My old Traynor speaker cab looks a little rough. Has anyone tried a vinyl repair kit to touch up the nicks and gouges?


----------



## Fader (Mar 10, 2009)

I picked up a small tube of black silicone at the hardware store. You can trowel it in small nicks with a toothpick and they just disappear.


----------



## zontar (Oct 25, 2007)

My amps aren't to bad that way, but a couple of my cases are--I might try that for small nicks, but I've re-glued larger ones.


----------



## Fader (Mar 10, 2009)

Larger damage can benefit from a heat gun to stretch the tear back into position.
I use contact cement to glue it back down and then dress the seam with the black silicon sealant.
Once the tolex is cleaned, unload some Armour-All on it. 
Then stand back six feet and try and spot the repair.


----------



## madkatb (May 14, 2009)

Best stuff I've found for cleaning tolex is anything that foams...tire cleaner, carpet cleaner. It doesn't leave the shine that armorall does but if you leave it till the foam dies down it gets all the grunge out of the creases. Light brushing and a wipe down, good to go. I've heard that armorall dries the tolex out and that it can crack? Any others had any experience with that?


----------



## zontar (Oct 25, 2007)

madkatb said:


> Best stuff I've found for cleaning tolex is anything that foams...tire cleaner, carpet cleaner. It doesn't leave the shine that armorall does but if you leave it till the foam dies down it gets all the grunge out of the creases. Light brushing and a wipe down, good to go. I've heard that armorall dries the tolex out and that it can crack? Any others had any experience with that?


Yup that works.


----------



## ed2000 (Feb 16, 2007)

madkatb said:


> I've heard that armorall dries the tolex out and that it can crack?

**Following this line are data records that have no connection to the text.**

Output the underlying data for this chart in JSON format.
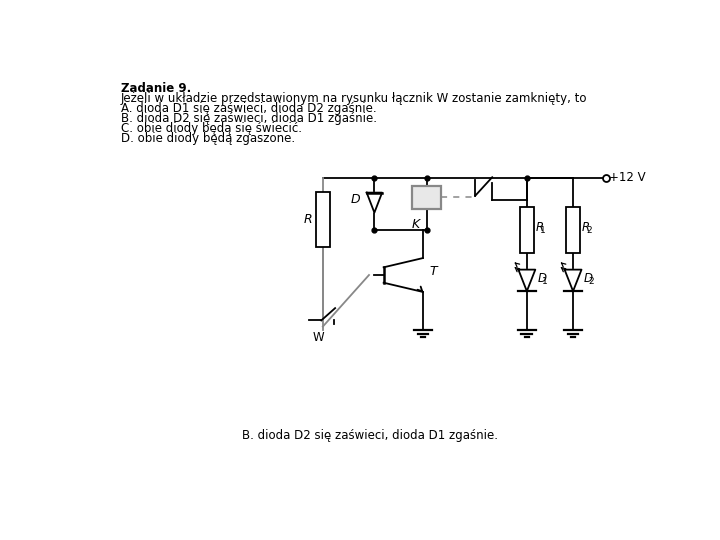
{
  "title_bold": "Zadanie 9.",
  "text_lines": [
    "Jeżeli w układzie przedstawionym na rysunku łącznik W zostanie zamknięty, to",
    "A. dioda D1 się zaświeci, dioda D2 zgaśnie.",
    "B. dioda D2 się zaświeci, dioda D1 zgaśnie.",
    "C. obie diody będą się świecić.",
    "D. obie diody będą zgaszone."
  ],
  "answer_text": "B. dioda D2 się zaświeci, dioda D1 zgaśnie.",
  "bg_color": "#ffffff",
  "lc": "#000000",
  "tc": "#000000",
  "gray": "#888888"
}
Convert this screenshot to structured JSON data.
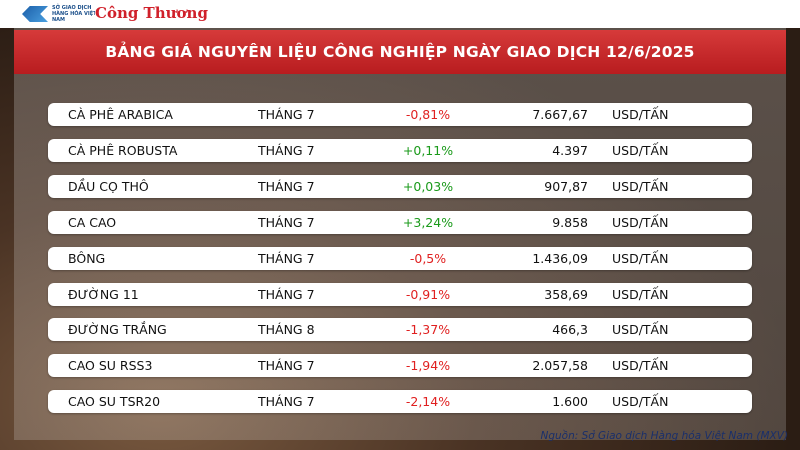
{
  "header": {
    "logos": {
      "exchange": "SỞ GIAO DỊCH HÀNG HÓA VIỆT NAM",
      "newspaper": "Công Thương"
    },
    "title": "BẢNG GIÁ NGUYÊN LIỆU CÔNG NGHIỆP NGÀY GIAO DỊCH 12/6/2025"
  },
  "positive_color": "#1a9a1a",
  "negative_color": "#e02020",
  "table": {
    "rows": [
      [
        "CÀ PHÊ ARABICA",
        "THÁNG 7",
        "-0,81%",
        "7.667,67",
        "USD/TẤN"
      ],
      [
        "CÀ PHÊ ROBUSTA",
        "THÁNG 7",
        "+0,11%",
        "4.397",
        "USD/TẤN"
      ],
      [
        "DẦU CỌ THÔ",
        "THÁNG 7",
        "+0,03%",
        "907,87",
        "USD/TẤN"
      ],
      [
        "CA CAO",
        "THÁNG 7",
        "+3,24%",
        "9.858",
        "USD/TẤN"
      ],
      [
        "BÔNG",
        "THÁNG 7",
        "-0,5%",
        "1.436,09",
        "USD/TẤN"
      ],
      [
        "ĐƯỜNG 11",
        "THÁNG 7",
        "-0,91%",
        "358,69",
        "USD/TẤN"
      ],
      [
        "ĐƯỜNG TRẮNG",
        "THÁNG 8",
        "-1,37%",
        "466,3",
        "USD/TẤN"
      ],
      [
        "CAO SU RSS3",
        "THÁNG 7",
        "-1,94%",
        "2.057,58",
        "USD/TẤN"
      ],
      [
        "CAO SU TSR20",
        "THÁNG 7",
        "-2,14%",
        "1.600",
        "USD/TẤN"
      ]
    ]
  },
  "source": "Nguồn: Sở Giao dịch Hàng hóa Việt Nam (MXV)"
}
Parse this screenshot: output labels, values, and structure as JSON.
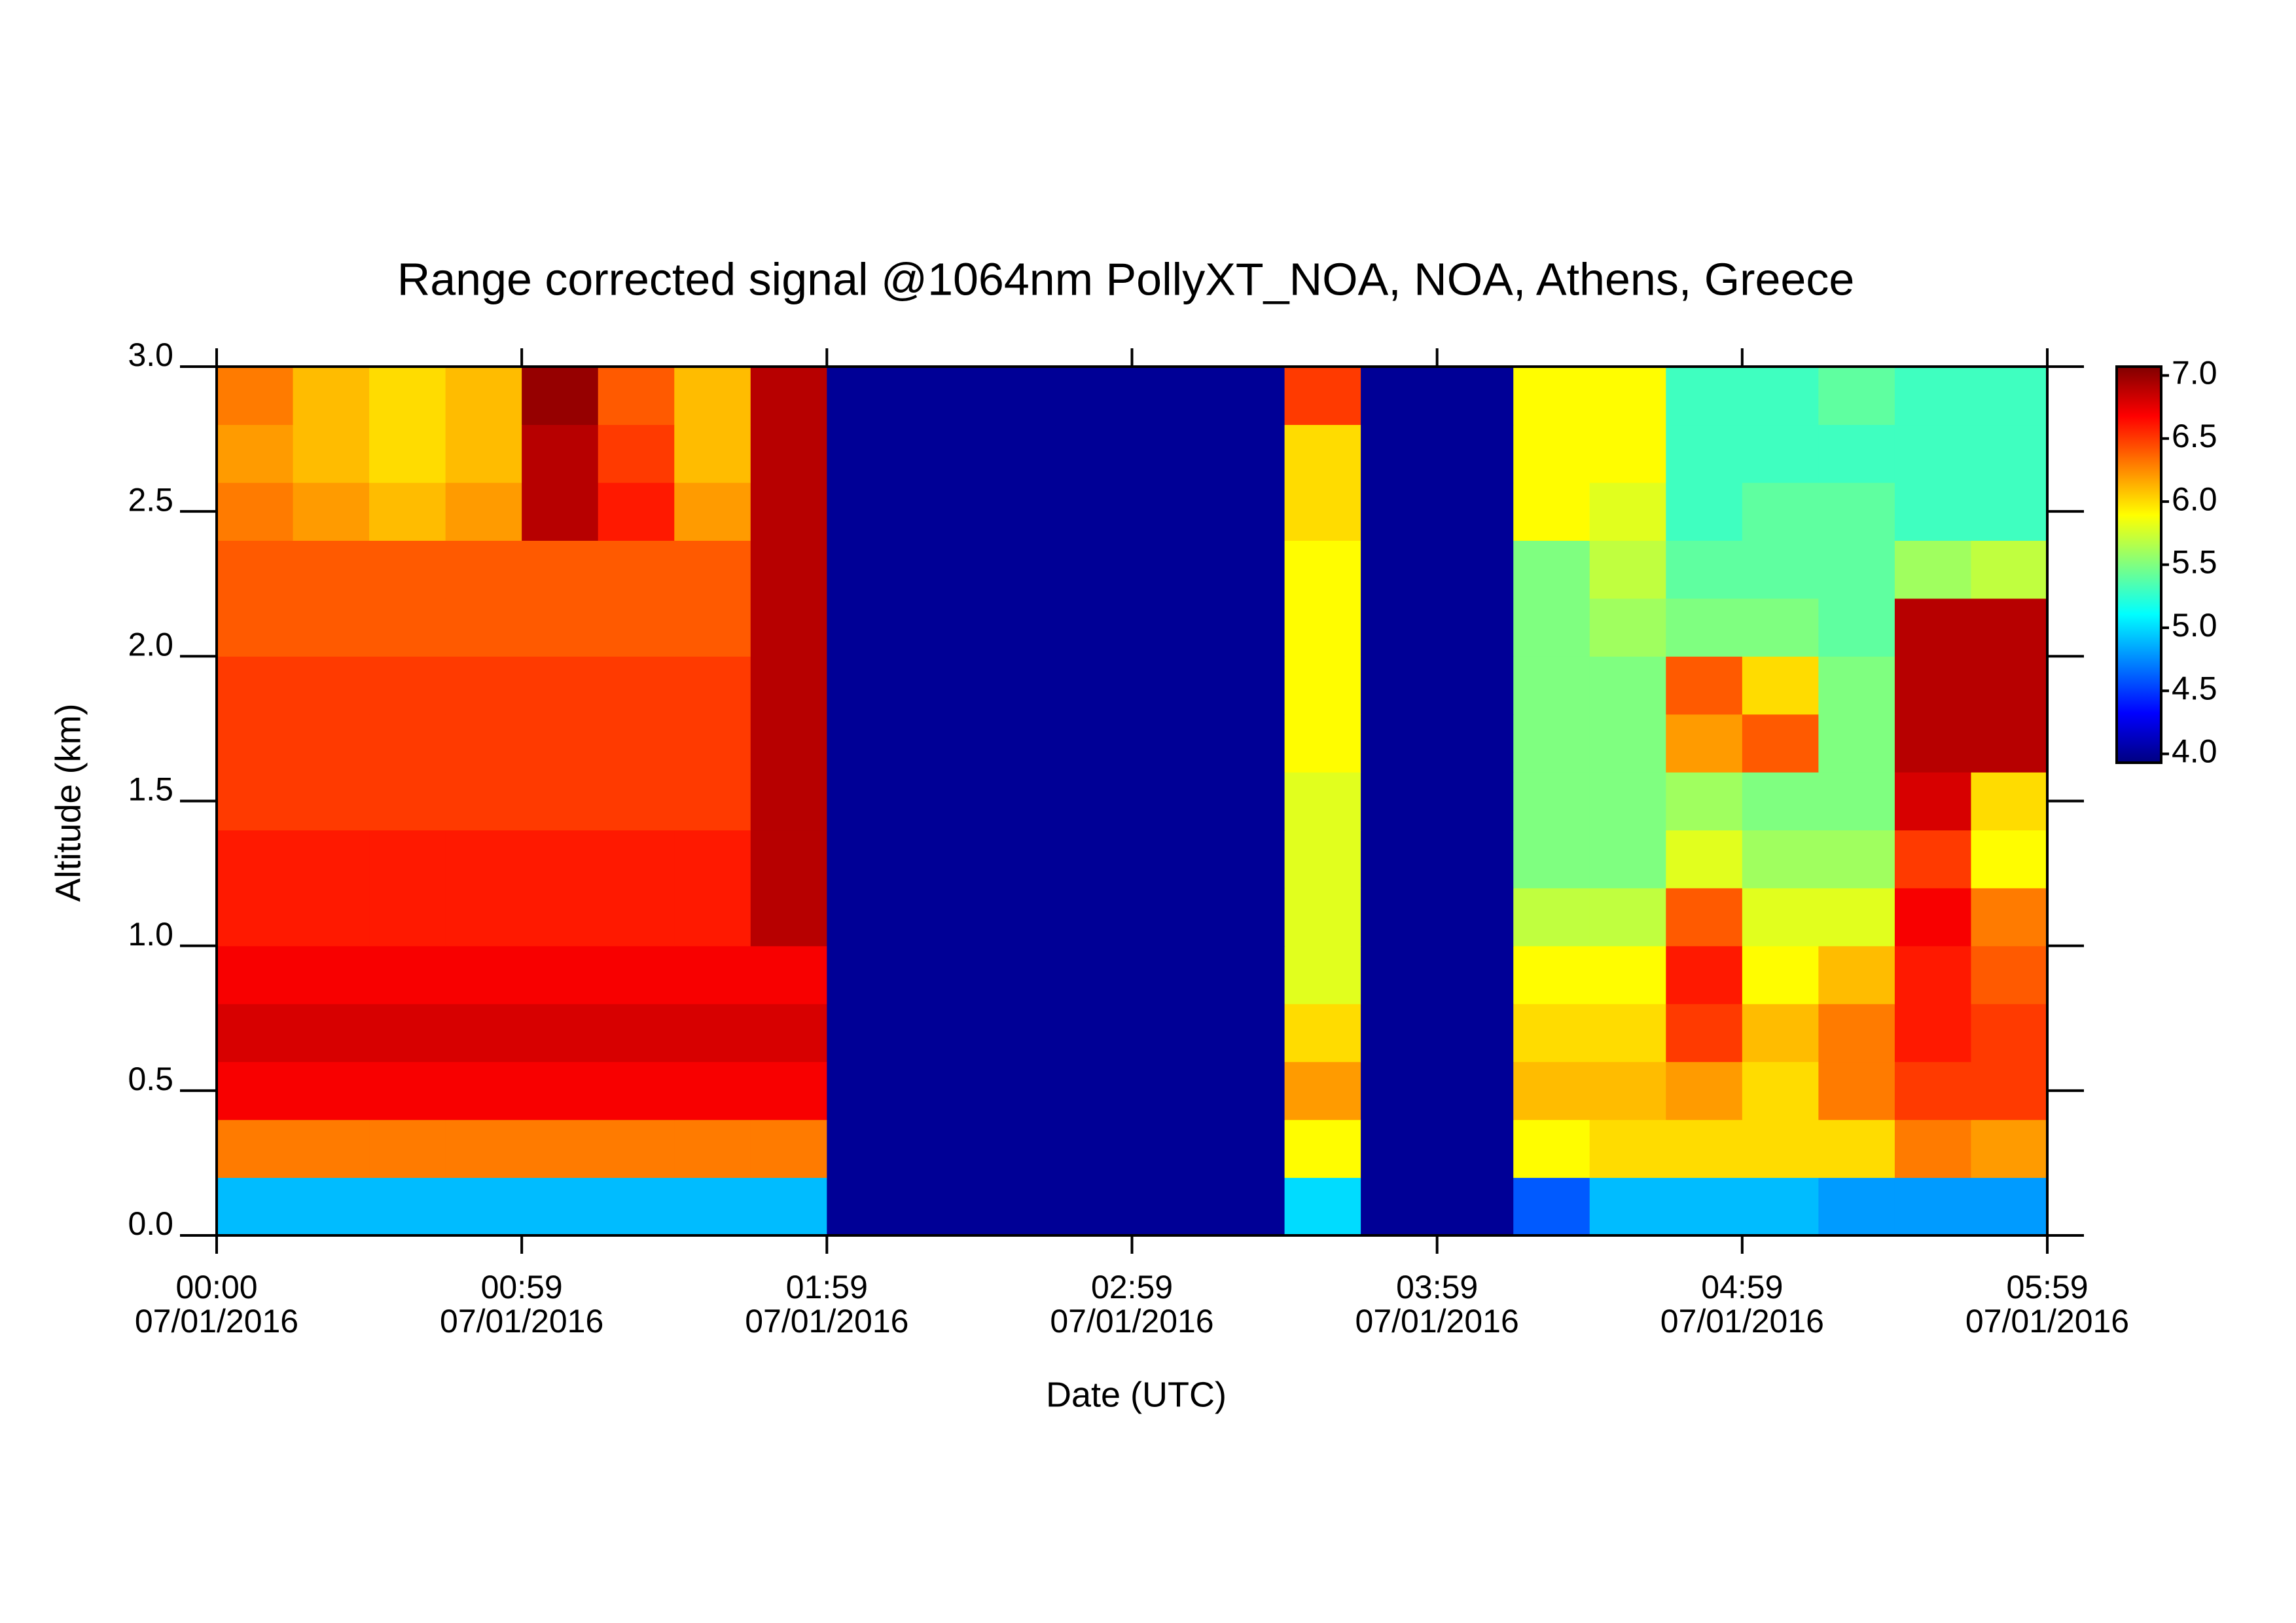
{
  "chart_data": {
    "type": "heatmap",
    "title": "Range corrected signal @1064nm  PollyXT_NOA, NOA, Athens, Greece",
    "xlabel": "Date (UTC)",
    "ylabel": "Altitude (km)",
    "colormap": "jet",
    "xlim": [
      0,
      360
    ],
    "ylim": [
      0,
      3.0
    ],
    "clim": [
      3.93,
      7.07
    ],
    "xticks": [
      {
        "value": 0,
        "label": "00:00",
        "date": "07/01/2016"
      },
      {
        "value": 60,
        "label": "00:59",
        "date": "07/01/2016"
      },
      {
        "value": 120,
        "label": "01:59",
        "date": "07/01/2016"
      },
      {
        "value": 180,
        "label": "02:59",
        "date": "07/01/2016"
      },
      {
        "value": 240,
        "label": "03:59",
        "date": "07/01/2016"
      },
      {
        "value": 300,
        "label": "04:59",
        "date": "07/01/2016"
      },
      {
        "value": 360,
        "label": "05:59",
        "date": "07/01/2016"
      }
    ],
    "yticks": [
      {
        "value": 0,
        "label": "0.0"
      },
      {
        "value": 0.5,
        "label": "0.5"
      },
      {
        "value": 1,
        "label": "1.0"
      },
      {
        "value": 1.5,
        "label": "1.5"
      },
      {
        "value": 2,
        "label": "2.0"
      },
      {
        "value": 2.5,
        "label": "2.5"
      },
      {
        "value": 3,
        "label": "3.0"
      }
    ],
    "cticks": [
      {
        "value": 4,
        "label": "4.0"
      },
      {
        "value": 4.5,
        "label": "4.5"
      },
      {
        "value": 5,
        "label": "5.0"
      },
      {
        "value": 5.5,
        "label": "5.5"
      },
      {
        "value": 6,
        "label": "6.0"
      },
      {
        "value": 6.5,
        "label": "6.5"
      },
      {
        "value": 7,
        "label": "7.0"
      }
    ],
    "xbins": [
      0,
      15,
      30,
      45,
      60,
      75,
      90,
      105,
      120,
      135,
      150,
      165,
      180,
      195,
      210,
      225,
      240,
      255,
      270,
      285,
      300,
      315,
      330,
      345,
      360
    ],
    "ybins": [
      0,
      0.2,
      0.4,
      0.6,
      0.8,
      1.0,
      1.2,
      1.4,
      1.6,
      1.8,
      2.0,
      2.2,
      2.4,
      2.6,
      2.8,
      3.0
    ],
    "z": [
      [
        4.9,
        4.9,
        4.9,
        4.9,
        4.9,
        4.9,
        4.9,
        4.9,
        4,
        4,
        4,
        4,
        4,
        4,
        5.0,
        4,
        4,
        4.6,
        4.9,
        4.9,
        4.9,
        4.8,
        4.8,
        4.8
      ],
      [
        6.3,
        6.3,
        6.3,
        6.3,
        6.3,
        6.3,
        6.3,
        6.3,
        4,
        4,
        4,
        4,
        4,
        4,
        5.9,
        4,
        4,
        5.9,
        6.0,
        6.0,
        6.0,
        6.0,
        6.3,
        6.2
      ],
      [
        6.7,
        6.7,
        6.7,
        6.7,
        6.7,
        6.7,
        6.7,
        6.7,
        4,
        4,
        4,
        4,
        4,
        4,
        6.2,
        4,
        4,
        6.1,
        6.1,
        6.2,
        6.0,
        6.3,
        6.5,
        6.5
      ],
      [
        6.8,
        6.8,
        6.8,
        6.8,
        6.8,
        6.8,
        6.8,
        6.8,
        4,
        4,
        4,
        4,
        4,
        4,
        6.0,
        4,
        4,
        6.0,
        6.0,
        6.5,
        6.1,
        6.3,
        6.6,
        6.5
      ],
      [
        6.7,
        6.7,
        6.7,
        6.7,
        6.7,
        6.7,
        6.7,
        6.7,
        4,
        4,
        4,
        4,
        4,
        4,
        5.8,
        4,
        4,
        5.9,
        5.9,
        6.6,
        5.9,
        6.1,
        6.6,
        6.4
      ],
      [
        6.6,
        6.6,
        6.6,
        6.6,
        6.6,
        6.6,
        6.6,
        6.9,
        4,
        4,
        4,
        4,
        4,
        4,
        5.8,
        4,
        4,
        5.7,
        5.7,
        6.4,
        5.8,
        5.8,
        6.7,
        6.3
      ],
      [
        6.6,
        6.6,
        6.6,
        6.6,
        6.6,
        6.6,
        6.6,
        6.9,
        4,
        4,
        4,
        4,
        4,
        4,
        5.8,
        4,
        4,
        5.5,
        5.5,
        5.8,
        5.6,
        5.6,
        6.5,
        5.9
      ],
      [
        6.5,
        6.5,
        6.5,
        6.5,
        6.5,
        6.5,
        6.5,
        6.9,
        4,
        4,
        4,
        4,
        4,
        4,
        5.8,
        4,
        4,
        5.5,
        5.5,
        5.6,
        5.5,
        5.5,
        6.8,
        6.0
      ],
      [
        6.5,
        6.5,
        6.5,
        6.5,
        6.5,
        6.5,
        6.5,
        6.9,
        4,
        4,
        4,
        4,
        4,
        4,
        5.9,
        4,
        4,
        5.5,
        5.5,
        6.2,
        6.4,
        5.5,
        6.9,
        6.9
      ],
      [
        6.5,
        6.5,
        6.5,
        6.5,
        6.5,
        6.5,
        6.5,
        6.9,
        4,
        4,
        4,
        4,
        4,
        4,
        5.9,
        4,
        4,
        5.5,
        5.5,
        6.4,
        6.0,
        5.5,
        6.9,
        6.9
      ],
      [
        6.4,
        6.4,
        6.4,
        6.4,
        6.4,
        6.4,
        6.4,
        6.9,
        4,
        4,
        4,
        4,
        4,
        4,
        5.9,
        4,
        4,
        5.5,
        5.6,
        5.5,
        5.5,
        5.4,
        6.9,
        6.9
      ],
      [
        6.4,
        6.4,
        6.4,
        6.4,
        6.4,
        6.4,
        6.4,
        6.9,
        4,
        4,
        4,
        4,
        4,
        4,
        5.9,
        4,
        4,
        5.5,
        5.7,
        5.4,
        5.4,
        5.4,
        5.6,
        5.7
      ],
      [
        6.3,
        6.2,
        6.1,
        6.2,
        6.9,
        6.6,
        6.2,
        6.9,
        4,
        4,
        4,
        4,
        4,
        4,
        6.0,
        4,
        4,
        5.9,
        5.8,
        5.3,
        5.4,
        5.4,
        5.3,
        5.3
      ],
      [
        6.2,
        6.1,
        6.0,
        6.1,
        6.9,
        6.5,
        6.1,
        6.9,
        4,
        4,
        4,
        4,
        4,
        4,
        6.0,
        4,
        4,
        5.9,
        5.9,
        5.3,
        5.3,
        5.3,
        5.3,
        5.3
      ],
      [
        6.3,
        6.1,
        6.0,
        6.1,
        7.0,
        6.4,
        6.1,
        6.9,
        4,
        4,
        4,
        4,
        4,
        4,
        6.5,
        4,
        4,
        5.9,
        5.9,
        5.3,
        5.3,
        5.4,
        5.3,
        5.3
      ]
    ]
  }
}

As far as I know AmorAll might be detrimental to rubber products...apparently it opens the pores of the rubber and allows early aging...the solution is to continally use ArmorAll..as I did.
I don't think ArmorAll will hurt tolex...just makes it easier for cab to slip out of your hands.

PS: Never use ArmorAll on a motorcycle seat or kick starter rubber peg!!!


----------



## Jimmypaz (Sep 15, 2009)

Eastwood (Not the guitar company, the auto restoration people) sell a "vinyl repair system" for about $30.00 that will do an ivisible repair on tolex tears and nicks. Takes a little skill, but the results are worth it IMHO. It's what the pros use for amps and cases.


----------



## keto (May 23, 2006)

My tech did some cosmetic work on my Hiwatt. I don't know exactly what he did, but I do know he took some tolex from the *inside* of the headbox, where it wraps around, and cut it into pieces used for patches. I also know on some of the tiny spots, he just used a marker.

Start:








Finish:


----------



## WCGill (Mar 27, 2009)

Rather than using Armour-all, which contains silicones, Meguiar's makes an excellent product for cleaning vinyl and leather. Off hand, I think it's called "Vinyl and Leather Cleaner", but that probably would be too easy.


----------